- Developer(s): Flair Software
- Publisher(s): Flair Software
- Designer(s): Mick Hedley Phil Scott Phillip Nixon
- Programmer(s): Mick Hedley
- Composer(s): Adam Gilmore
- Platform(s): Amiga, Atari ST, MS-DOS, Commodore 64
- Release: 1991
- Genre(s): Platform
- Mode(s): Single-player

= Elvira: The Arcade Game =

1991 video game

Elvira: The Arcade Game is a side-scrolling platform game released in 1991 for the Amiga, Atari ST, Commodore 64, and MS-DOS by Flair Software. The game is loosely based upon the film Elvira: Mistress of the Dark, released in 1988, and she features as the playable character.

==Plot and gameplay==
The game features two worlds: the Underworld of Fire and the Arctic Earth, which must be unlocked in order to reach the third, the Castle of Transylvania.

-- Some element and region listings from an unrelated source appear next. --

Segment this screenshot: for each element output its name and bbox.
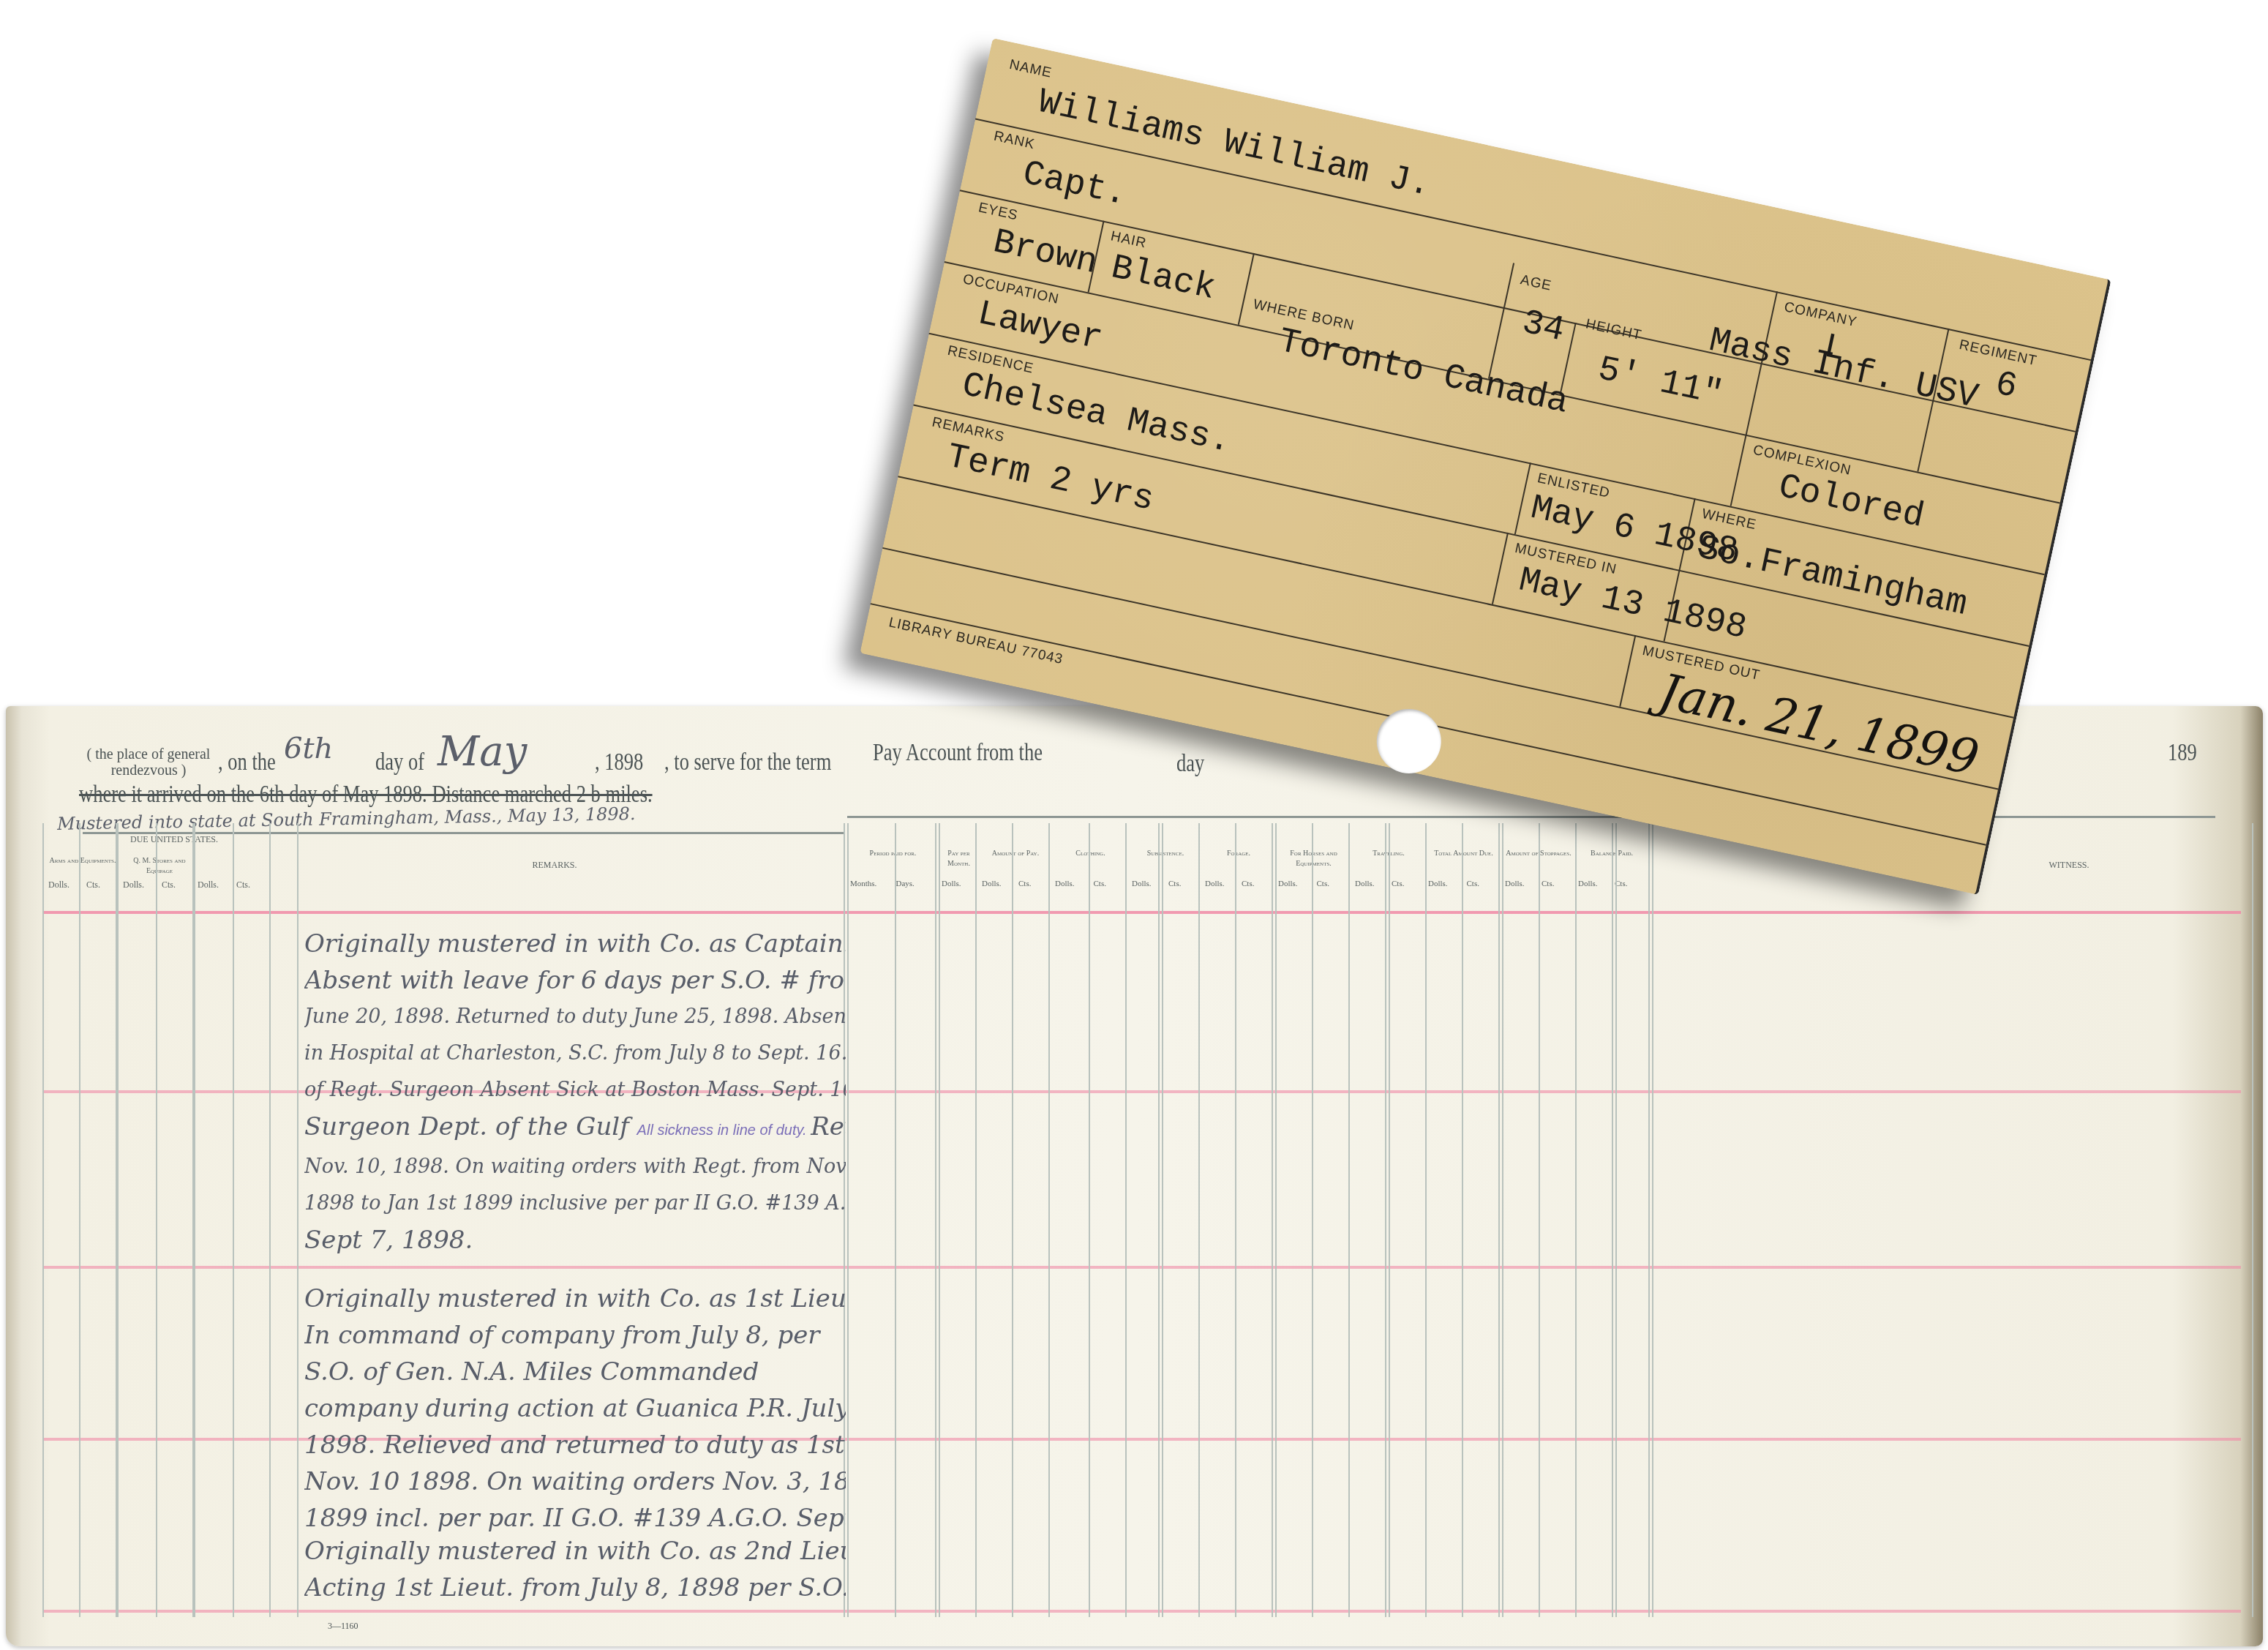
- column-rule: [1089, 823, 1090, 1617]
- column-rule: [1575, 823, 1577, 1617]
- pay-account-label: Pay Account from the: [873, 739, 1043, 767]
- column-rule: [1462, 823, 1463, 1617]
- pay-sub-label: Cts.: [1242, 880, 1254, 888]
- sub-dolls: Dolls.: [123, 880, 144, 890]
- sub-cts: Cts.: [236, 880, 250, 890]
- sub-cts: Cts.: [86, 880, 100, 890]
- column-rule: [1385, 823, 1386, 1617]
- column-rule: [1272, 823, 1273, 1617]
- remark-line: Nov. 10, 1898. On waiting orders with Re…: [304, 1149, 846, 1185]
- label-name: NAME: [1007, 57, 1053, 82]
- day-of-label: day of: [375, 749, 424, 776]
- pay-header-rule: [847, 816, 2215, 818]
- column-rule: [194, 823, 195, 1617]
- group-arms: Arms and Equipments.: [42, 856, 123, 866]
- remark-line: in Hospital at Charleston, S.C. from Jul…: [304, 1035, 846, 1072]
- remark-line: 1899 incl. per par. II G.O. #139 A.G.O. …: [304, 1500, 846, 1537]
- remark-line: Absent with leave for 6 days per S.O. # …: [304, 962, 846, 999]
- due-us-title: DUE UNITED STATES.: [64, 834, 284, 844]
- pay-sub-label: Dolls.: [1505, 880, 1525, 888]
- pay-sub-label: Cts.: [1392, 880, 1404, 888]
- column-rule: [117, 823, 119, 1617]
- column-rule: [1652, 823, 1653, 1617]
- column-rule: [935, 823, 936, 1617]
- pay-sub-label: Dolls.: [982, 880, 1002, 888]
- column-rule: [1162, 823, 1163, 1617]
- pay-sub-label: Dolls.: [1428, 880, 1448, 888]
- value-age: 34: [1518, 303, 1568, 350]
- day-written: 6th: [284, 732, 333, 765]
- remark-line: 1898. Relieved and returned to duty as 1…: [304, 1427, 846, 1463]
- pay-sub-label: Cts.: [1317, 880, 1329, 888]
- remark-entry-first-lieut: Originally mustered in with Co. as 1st L…: [304, 1280, 846, 1537]
- card-divider: [1619, 635, 1636, 707]
- card-divider: [1492, 533, 1509, 604]
- pay-sub-label: Dolls.: [1578, 880, 1598, 888]
- pay-column-title: For Horses and Equipments.: [1275, 849, 1352, 869]
- sub-cts: Cts.: [162, 880, 176, 890]
- year-label: , 1898: [595, 749, 643, 776]
- column-rule: [975, 823, 977, 1617]
- pay-column-title: Amount of Pay.: [979, 849, 1052, 859]
- column-rule: [1615, 823, 1617, 1617]
- card-footer: LIBRARY BUREAU 77043: [887, 615, 1064, 668]
- label-rank: RANK: [992, 129, 1036, 154]
- pay-sub-label: Cts.: [1168, 880, 1181, 888]
- label-eyes: EYES: [977, 200, 1019, 224]
- remark-line: June 20, 1898. Returned to duty June 25,…: [304, 999, 846, 1035]
- column-rule: [1539, 823, 1540, 1617]
- sub-dolls: Dolls.: [48, 880, 70, 890]
- pay-sub-label: Cts.: [1467, 880, 1479, 888]
- pay-sub-label: Cts.: [1018, 880, 1031, 888]
- remark-line: Nov. 10 1898. On waiting orders Nov. 3, …: [304, 1463, 846, 1500]
- column-rule: [1502, 823, 1503, 1617]
- pay-column-title: Period paid for.: [847, 849, 939, 859]
- pay-sub-label: Days.: [896, 880, 915, 888]
- value-mustered-out: Jan. 21, 1899: [1654, 663, 1983, 787]
- pay-sub-label: Months.: [850, 880, 876, 888]
- column-rule: [939, 823, 940, 1617]
- remark-line: 1898 to Jan 1st 1899 inclusive per par I…: [304, 1185, 846, 1222]
- column-rule: [233, 823, 234, 1617]
- pay-sub-label: Dolls.: [942, 880, 961, 888]
- remark-line: S.O. of Gen. N.A. Miles Commanded: [304, 1354, 846, 1390]
- remark-entry-second-lieut: Originally mustered in with Co. as 2nd L…: [304, 1533, 846, 1606]
- remark-line: Originally mustered in with Co. as Capta…: [304, 926, 846, 962]
- place-note: ( the place of general rendezvous ): [86, 746, 211, 779]
- pay-column-title: Pay per Month.: [939, 849, 979, 869]
- remark-line: Surgeon Dept. of the Gulf All sickness i…: [304, 1109, 846, 1149]
- witness-title: WITNESS.: [1996, 860, 2142, 870]
- column-rule: [1612, 823, 1613, 1617]
- remark-line: Originally mustered in with Co. as 1st L…: [304, 1280, 846, 1317]
- remark-line: Originally mustered in with Co. as 2nd L…: [304, 1533, 846, 1570]
- group-qm: Q. M. Stores and Equipage: [123, 856, 196, 877]
- column-rule: [1275, 823, 1277, 1617]
- row-rule: [42, 1266, 2241, 1269]
- column-rule: [2252, 823, 2253, 1617]
- pay-sub-label: Cts.: [1542, 880, 1554, 888]
- column-rule: [1048, 823, 1050, 1617]
- column-rule: [1348, 823, 1350, 1617]
- column-rule: [297, 823, 298, 1617]
- column-rule: [1125, 823, 1127, 1617]
- column-rule: [1425, 823, 1427, 1617]
- card-divider: [1238, 253, 1255, 325]
- pay-sub-label: Cts.: [1094, 880, 1106, 888]
- remark-line: Sept 7, 1898.: [304, 1222, 846, 1259]
- label-regiment: REGIMENT: [1958, 337, 2038, 370]
- remark-line: In command of company from July 8, per: [304, 1317, 846, 1354]
- row-rule: [42, 911, 2241, 914]
- pay-column-title: Clothing.: [1052, 849, 1129, 859]
- column-rule: [1389, 823, 1390, 1617]
- column-rule: [1012, 823, 1013, 1617]
- pay-account-day: day: [1176, 750, 1204, 778]
- label-age: AGE: [1519, 272, 1553, 295]
- pay-column-title: Forage.: [1202, 849, 1275, 859]
- remark-line: Acting 1st Lieut. from July 8, 1898 per …: [304, 1570, 846, 1606]
- pay-sub-label: Dolls.: [1355, 880, 1375, 888]
- column-rule: [79, 823, 80, 1617]
- column-rule: [1235, 823, 1236, 1617]
- pay-column-title: Total Amount Due.: [1425, 849, 1502, 859]
- pay-sub-label: Dolls.: [1205, 880, 1225, 888]
- pay-sub-label: Dolls.: [1055, 880, 1075, 888]
- remark-entry-captain: Originally mustered in with Co. as Capta…: [304, 926, 846, 1259]
- label-company: COMPANY: [1782, 299, 1858, 331]
- form-number: 3—1160: [328, 1621, 358, 1632]
- column-rule: [847, 823, 849, 1617]
- on-the-label: , on the: [218, 749, 276, 776]
- column-rule: [269, 823, 271, 1617]
- column-rule: [1198, 823, 1200, 1617]
- column-rule: [1158, 823, 1160, 1617]
- pay-column-title: Subsistence.: [1129, 849, 1202, 859]
- column-rule: [895, 823, 896, 1617]
- card-divider: [1730, 291, 1778, 506]
- column-rule: [1648, 823, 1650, 1617]
- remark-line: of Regt. Surgeon Absent Sick at Boston M…: [304, 1072, 846, 1109]
- year-prefix: 189: [2168, 739, 2197, 767]
- value-complexion: Colored: [1775, 468, 1927, 537]
- column-rule: [156, 823, 157, 1617]
- sickness-stamp: All sickness in line of duty.: [637, 1122, 811, 1139]
- card-divider: [1488, 263, 1514, 379]
- sub-dolls: Dolls.: [198, 880, 219, 890]
- remarks-title: REMARKS.: [445, 860, 664, 870]
- column-rule: [1498, 823, 1500, 1617]
- place-note-text: the place of general rendezvous: [95, 746, 210, 779]
- label-height: HEIGHT: [1584, 316, 1643, 344]
- month-written: May: [438, 728, 527, 776]
- row-rule: [42, 1610, 2241, 1613]
- pay-sub-label: Dolls.: [1278, 880, 1298, 888]
- card-line: [913, 404, 2029, 647]
- serve-term-label: , to serve for the term: [664, 749, 831, 776]
- column-rule: [42, 823, 44, 1617]
- remark-line: company during action at Guanica P.R. Ju…: [304, 1390, 846, 1427]
- pay-sub-label: Dolls.: [1132, 880, 1152, 888]
- column-rule: [1312, 823, 1313, 1617]
- value-regiment: 6: [1991, 364, 2021, 408]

According to the ghost in the game's introduction, by right the castle belongs to Elvira. In their quest, players are able to use spells and weapons, as well as collect rune stones, food in order to replenish their health, and treasure chests. If they encounter difficulty in completing a segment of their current quest, the player may purchase information from a trader, found within each level, using rune stones as a currency.

==Development==
Elvira: The Arcade Game was programmed by Flair Software in conjunction with Horrorsoft, the developer of Elvira: Mistress of the Dark and Elvira II: The Jaws of Cerberus. Elvira: The Arcade Game was licensed for publication by Queen B Productions, the owners of the Elvira franchise. It was released in four languages: English, French, German and Italian.

==Reception==
Elvira: The Arcade Game received generally favourable reviews. CU Amiga awarded the game 82% and praised the graphics, describing the game as "brilliant arcade fun," but lacking any longevity. Similarly, Amiga Power pointed to the high level of polish, but lamented the fact that there were "no gameplay surprises," and so awarded it 70%.